My kids love to watch the movie, “Chicken Little“. And we all remember the story, sometimes referred to as The Sky is Falling. Chicken Little gets hit on the head with something that falls from a tree and mistakenly thinks the sky is falling. Then he runs around town freaking everyone out until they all realize he’s overreacting. Wikipedia says that the fable teaches us ‘the necessity for deductive reasoning and subsequent investigation‘.
As I was reading the Advertising Age article, “Social networks sink online-ad pricing”, I couldn’t help but recall the story of Chicken Little. The article talks about how social networking sites, Facebook in particular, are dominating page views and ad impressions. But a recent ComScore study shows that social networking sites are drawing an average CPM of $.56 vs. the Internet at large which is at $2.43.
This is my favorite part. “Some industry executives are concerned that Facebook and its ilk may in fact be reducing the overall pricing of CPMs”.
Well Boo F’ing Hoo.
If ads on social networking sites aren’t drawing high CPMs because they aren’t working, then maybe finally the online ad industry will realize its time to innovate and rethink the entire model. Putting commercials in front of people during TV shows back when there were like 5 channels was a successful strategy. Then people got VCRs. Then they upgraded to DVRs. And now commercials on TV are becoming less and less relevant.
So what are we seeing? More creative content that might start with a TV commercial but then extends to the web in social channels. Old Spice and Toyota’s Swagger Wagon are great examples of this. We’re also seeing product placement in shows such as the iPad in Modern Family and Cisco’s Teleconference in 30 Rock. That’s called progress.
Newspapers and magazines are going through this process right now as they realize printed content is becoming less and less relevant. Online digital magazines and iPad/tablet apps are the early attempts being sought to save this industry. I’m not sure it will work, but at least there’s an effort going on to innovate.
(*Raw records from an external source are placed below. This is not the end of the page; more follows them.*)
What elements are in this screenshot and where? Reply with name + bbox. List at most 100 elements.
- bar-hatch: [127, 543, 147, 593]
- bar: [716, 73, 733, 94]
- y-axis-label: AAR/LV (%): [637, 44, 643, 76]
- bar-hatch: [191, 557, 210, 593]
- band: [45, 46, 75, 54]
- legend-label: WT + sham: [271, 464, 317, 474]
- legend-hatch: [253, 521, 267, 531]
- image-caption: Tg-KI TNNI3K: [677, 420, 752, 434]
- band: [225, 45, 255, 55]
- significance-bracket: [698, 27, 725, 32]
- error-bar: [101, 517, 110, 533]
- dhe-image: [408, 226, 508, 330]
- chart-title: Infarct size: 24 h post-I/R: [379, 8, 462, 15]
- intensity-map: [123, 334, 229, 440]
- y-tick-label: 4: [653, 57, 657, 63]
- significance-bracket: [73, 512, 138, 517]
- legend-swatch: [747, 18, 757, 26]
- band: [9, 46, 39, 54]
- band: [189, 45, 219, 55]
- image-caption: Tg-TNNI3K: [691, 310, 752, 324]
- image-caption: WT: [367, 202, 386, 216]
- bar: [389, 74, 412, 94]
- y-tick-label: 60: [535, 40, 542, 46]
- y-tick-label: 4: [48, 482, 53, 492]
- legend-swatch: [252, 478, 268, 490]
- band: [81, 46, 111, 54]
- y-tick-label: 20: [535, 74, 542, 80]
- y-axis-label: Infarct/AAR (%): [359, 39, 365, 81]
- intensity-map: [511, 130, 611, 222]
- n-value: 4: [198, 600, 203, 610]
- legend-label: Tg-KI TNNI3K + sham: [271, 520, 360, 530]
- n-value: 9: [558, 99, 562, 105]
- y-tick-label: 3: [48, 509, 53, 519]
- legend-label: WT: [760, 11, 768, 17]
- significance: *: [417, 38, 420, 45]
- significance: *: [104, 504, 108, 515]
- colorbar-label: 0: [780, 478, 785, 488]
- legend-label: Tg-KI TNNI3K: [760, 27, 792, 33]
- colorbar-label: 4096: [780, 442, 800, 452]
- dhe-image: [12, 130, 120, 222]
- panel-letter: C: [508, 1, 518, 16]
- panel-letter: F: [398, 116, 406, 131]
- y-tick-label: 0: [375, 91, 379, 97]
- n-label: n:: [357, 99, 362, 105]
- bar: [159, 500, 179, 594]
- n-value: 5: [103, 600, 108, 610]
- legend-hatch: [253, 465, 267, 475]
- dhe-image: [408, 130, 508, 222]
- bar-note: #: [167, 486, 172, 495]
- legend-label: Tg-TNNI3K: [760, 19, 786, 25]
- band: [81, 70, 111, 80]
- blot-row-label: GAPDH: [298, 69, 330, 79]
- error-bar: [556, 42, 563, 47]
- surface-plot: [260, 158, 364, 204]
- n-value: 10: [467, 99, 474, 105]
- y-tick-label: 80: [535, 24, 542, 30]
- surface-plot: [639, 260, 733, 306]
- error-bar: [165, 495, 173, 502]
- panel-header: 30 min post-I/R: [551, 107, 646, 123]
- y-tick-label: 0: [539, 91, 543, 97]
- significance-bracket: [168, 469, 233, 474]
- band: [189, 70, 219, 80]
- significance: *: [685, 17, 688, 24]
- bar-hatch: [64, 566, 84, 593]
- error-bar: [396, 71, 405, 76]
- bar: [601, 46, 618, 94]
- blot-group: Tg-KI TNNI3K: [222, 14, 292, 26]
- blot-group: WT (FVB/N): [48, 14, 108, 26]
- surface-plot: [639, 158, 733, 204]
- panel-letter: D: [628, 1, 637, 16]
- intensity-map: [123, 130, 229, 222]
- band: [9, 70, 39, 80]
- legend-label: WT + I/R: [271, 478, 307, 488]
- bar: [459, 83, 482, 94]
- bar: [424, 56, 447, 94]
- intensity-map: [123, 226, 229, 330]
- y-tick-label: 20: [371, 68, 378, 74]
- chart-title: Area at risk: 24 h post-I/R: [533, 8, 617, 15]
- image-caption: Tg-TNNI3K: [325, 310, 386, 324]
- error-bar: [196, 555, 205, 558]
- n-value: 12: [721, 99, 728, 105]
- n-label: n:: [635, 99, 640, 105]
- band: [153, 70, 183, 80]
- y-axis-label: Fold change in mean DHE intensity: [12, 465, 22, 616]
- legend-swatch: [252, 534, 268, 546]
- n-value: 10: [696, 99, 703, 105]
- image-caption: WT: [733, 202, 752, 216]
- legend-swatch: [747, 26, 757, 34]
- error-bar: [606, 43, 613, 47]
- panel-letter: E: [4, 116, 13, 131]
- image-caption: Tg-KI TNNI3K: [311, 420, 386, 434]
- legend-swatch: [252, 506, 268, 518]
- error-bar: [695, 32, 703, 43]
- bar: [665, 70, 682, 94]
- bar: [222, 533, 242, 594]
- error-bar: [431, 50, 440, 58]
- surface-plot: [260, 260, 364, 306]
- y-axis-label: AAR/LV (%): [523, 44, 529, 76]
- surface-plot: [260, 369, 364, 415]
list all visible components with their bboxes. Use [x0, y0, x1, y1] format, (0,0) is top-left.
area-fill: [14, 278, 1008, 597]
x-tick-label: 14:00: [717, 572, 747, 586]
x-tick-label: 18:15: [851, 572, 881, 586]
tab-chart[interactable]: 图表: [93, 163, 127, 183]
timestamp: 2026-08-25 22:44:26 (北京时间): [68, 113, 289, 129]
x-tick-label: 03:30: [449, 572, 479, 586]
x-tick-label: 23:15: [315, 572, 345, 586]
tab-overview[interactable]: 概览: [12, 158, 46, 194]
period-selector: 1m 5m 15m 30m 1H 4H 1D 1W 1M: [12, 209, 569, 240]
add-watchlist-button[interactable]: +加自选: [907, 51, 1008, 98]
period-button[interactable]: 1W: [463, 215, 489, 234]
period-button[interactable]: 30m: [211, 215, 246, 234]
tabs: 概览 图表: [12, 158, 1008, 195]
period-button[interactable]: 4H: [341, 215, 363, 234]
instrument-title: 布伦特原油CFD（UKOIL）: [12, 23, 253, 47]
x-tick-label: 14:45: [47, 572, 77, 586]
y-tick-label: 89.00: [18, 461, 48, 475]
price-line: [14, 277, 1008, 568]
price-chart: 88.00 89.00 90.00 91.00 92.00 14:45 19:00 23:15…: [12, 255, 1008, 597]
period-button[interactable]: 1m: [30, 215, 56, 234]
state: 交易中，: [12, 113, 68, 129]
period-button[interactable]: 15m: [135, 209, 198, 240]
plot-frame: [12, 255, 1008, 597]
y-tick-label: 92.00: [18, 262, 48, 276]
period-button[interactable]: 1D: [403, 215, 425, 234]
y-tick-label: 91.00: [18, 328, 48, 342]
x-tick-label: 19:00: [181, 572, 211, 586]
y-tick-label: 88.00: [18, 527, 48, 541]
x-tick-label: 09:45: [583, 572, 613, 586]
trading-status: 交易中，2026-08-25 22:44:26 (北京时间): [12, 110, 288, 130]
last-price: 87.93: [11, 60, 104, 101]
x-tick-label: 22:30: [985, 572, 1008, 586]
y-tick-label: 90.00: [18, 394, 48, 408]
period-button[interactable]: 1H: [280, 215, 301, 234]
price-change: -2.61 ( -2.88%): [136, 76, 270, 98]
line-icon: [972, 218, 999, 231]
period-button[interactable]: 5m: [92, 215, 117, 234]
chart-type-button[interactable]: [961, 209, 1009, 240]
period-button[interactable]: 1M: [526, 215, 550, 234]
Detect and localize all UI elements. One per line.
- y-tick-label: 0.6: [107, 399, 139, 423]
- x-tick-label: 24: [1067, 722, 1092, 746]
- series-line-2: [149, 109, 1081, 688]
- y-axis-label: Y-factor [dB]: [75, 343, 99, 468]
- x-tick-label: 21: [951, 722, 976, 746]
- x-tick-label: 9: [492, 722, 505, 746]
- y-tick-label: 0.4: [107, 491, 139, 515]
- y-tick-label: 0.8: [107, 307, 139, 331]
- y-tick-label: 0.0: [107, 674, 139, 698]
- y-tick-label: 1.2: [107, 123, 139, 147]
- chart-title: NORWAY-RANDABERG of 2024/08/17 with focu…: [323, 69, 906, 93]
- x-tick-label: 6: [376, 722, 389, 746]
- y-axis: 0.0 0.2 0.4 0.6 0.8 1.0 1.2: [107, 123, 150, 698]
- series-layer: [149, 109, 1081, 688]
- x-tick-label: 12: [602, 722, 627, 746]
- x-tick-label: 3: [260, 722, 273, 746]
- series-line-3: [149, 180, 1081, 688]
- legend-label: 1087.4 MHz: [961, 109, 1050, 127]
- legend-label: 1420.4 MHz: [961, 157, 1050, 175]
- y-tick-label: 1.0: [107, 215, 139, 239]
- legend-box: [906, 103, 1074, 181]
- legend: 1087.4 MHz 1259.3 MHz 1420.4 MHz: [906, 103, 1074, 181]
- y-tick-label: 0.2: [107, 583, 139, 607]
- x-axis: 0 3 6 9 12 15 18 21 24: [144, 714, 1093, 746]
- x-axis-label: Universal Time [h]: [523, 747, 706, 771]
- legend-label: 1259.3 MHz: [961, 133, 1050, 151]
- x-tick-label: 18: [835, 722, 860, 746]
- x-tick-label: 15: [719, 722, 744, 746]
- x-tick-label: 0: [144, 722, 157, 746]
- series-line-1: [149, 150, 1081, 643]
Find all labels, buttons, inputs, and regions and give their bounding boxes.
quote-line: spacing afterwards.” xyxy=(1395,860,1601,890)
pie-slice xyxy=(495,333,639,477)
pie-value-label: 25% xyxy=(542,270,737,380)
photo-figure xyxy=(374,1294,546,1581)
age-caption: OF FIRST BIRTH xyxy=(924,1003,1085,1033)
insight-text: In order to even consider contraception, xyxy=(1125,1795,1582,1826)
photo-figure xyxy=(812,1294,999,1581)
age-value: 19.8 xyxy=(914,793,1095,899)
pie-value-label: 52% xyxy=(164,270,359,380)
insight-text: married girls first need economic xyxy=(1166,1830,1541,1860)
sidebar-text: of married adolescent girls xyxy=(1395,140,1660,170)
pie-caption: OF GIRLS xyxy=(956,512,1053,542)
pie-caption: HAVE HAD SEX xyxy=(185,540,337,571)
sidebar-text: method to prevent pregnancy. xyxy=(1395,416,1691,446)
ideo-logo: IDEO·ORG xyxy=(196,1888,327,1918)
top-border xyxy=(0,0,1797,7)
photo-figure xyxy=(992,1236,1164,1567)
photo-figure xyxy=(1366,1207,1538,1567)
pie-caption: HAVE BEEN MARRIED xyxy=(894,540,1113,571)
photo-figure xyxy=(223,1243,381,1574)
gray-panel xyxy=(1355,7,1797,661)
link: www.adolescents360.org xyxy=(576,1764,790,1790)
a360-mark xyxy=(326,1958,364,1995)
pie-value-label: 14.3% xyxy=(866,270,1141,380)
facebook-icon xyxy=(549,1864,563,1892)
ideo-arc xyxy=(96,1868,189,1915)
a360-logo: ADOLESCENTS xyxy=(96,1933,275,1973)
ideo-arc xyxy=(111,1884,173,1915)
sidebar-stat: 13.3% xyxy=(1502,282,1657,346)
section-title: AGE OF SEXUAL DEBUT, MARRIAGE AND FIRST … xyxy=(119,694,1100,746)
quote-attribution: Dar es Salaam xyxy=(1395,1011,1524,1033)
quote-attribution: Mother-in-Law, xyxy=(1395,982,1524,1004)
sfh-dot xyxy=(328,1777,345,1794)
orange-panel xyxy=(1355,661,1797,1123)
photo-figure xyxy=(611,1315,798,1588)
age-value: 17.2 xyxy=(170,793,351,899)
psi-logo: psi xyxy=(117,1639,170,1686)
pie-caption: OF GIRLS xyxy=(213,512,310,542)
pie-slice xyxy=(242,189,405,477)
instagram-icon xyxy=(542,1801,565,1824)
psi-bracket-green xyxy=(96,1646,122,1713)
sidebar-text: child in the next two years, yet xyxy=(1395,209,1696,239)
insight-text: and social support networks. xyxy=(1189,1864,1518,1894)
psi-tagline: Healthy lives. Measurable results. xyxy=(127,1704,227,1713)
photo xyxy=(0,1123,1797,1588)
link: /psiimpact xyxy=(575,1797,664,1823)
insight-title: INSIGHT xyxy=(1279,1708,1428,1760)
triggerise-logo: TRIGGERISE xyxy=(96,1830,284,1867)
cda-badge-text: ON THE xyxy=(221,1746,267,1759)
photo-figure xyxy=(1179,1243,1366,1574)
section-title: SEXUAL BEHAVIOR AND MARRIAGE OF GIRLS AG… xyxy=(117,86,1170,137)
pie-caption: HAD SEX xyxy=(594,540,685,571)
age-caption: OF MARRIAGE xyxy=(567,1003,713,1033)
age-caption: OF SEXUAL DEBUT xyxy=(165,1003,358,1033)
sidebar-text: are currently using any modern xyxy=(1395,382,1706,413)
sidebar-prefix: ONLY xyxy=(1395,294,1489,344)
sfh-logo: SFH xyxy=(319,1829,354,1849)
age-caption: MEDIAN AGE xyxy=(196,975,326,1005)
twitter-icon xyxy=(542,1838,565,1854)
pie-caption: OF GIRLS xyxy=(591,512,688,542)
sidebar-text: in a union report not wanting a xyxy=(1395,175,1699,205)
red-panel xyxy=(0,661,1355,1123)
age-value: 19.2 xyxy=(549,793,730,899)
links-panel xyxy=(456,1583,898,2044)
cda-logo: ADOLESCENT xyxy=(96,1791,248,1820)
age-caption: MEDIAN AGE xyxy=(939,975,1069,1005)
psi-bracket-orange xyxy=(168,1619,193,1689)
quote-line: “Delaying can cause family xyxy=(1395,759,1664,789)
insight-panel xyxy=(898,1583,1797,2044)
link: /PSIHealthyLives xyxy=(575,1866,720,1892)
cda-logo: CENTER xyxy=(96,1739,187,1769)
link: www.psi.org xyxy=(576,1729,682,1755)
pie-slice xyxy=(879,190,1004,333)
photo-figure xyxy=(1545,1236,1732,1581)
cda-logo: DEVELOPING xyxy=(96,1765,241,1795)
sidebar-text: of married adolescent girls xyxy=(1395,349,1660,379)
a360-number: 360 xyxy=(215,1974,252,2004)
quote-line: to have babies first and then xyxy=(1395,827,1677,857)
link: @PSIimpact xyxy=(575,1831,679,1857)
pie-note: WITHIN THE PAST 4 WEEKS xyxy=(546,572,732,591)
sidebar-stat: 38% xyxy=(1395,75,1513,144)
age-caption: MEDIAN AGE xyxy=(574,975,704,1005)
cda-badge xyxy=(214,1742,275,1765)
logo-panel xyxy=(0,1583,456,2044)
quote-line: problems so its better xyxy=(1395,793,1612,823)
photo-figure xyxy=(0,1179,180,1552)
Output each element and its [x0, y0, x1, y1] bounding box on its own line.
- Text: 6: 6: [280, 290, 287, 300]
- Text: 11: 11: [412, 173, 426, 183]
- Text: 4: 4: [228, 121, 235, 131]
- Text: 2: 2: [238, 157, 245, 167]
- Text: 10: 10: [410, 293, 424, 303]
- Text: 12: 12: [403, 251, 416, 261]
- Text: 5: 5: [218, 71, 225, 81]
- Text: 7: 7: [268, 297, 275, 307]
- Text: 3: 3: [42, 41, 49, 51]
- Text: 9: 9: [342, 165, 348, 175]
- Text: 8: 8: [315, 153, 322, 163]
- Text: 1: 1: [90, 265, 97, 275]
So let’s stop belly-aching about how online ads are being hurt by social networking and start realizing that flashing up an online ad in front of someone, interrupting what they’re doing on the web, is a flawed model and hanging onto it for dear life is a sure way to find yourself hanging out with the dinosaurs of the past.
If you want to reach people on the web and specifically in social networking, you have to be relevant. You have to be engaging. You have to be honest and sincere. You have to listen. And you can’t interrupt what they’re doing with your own agenda.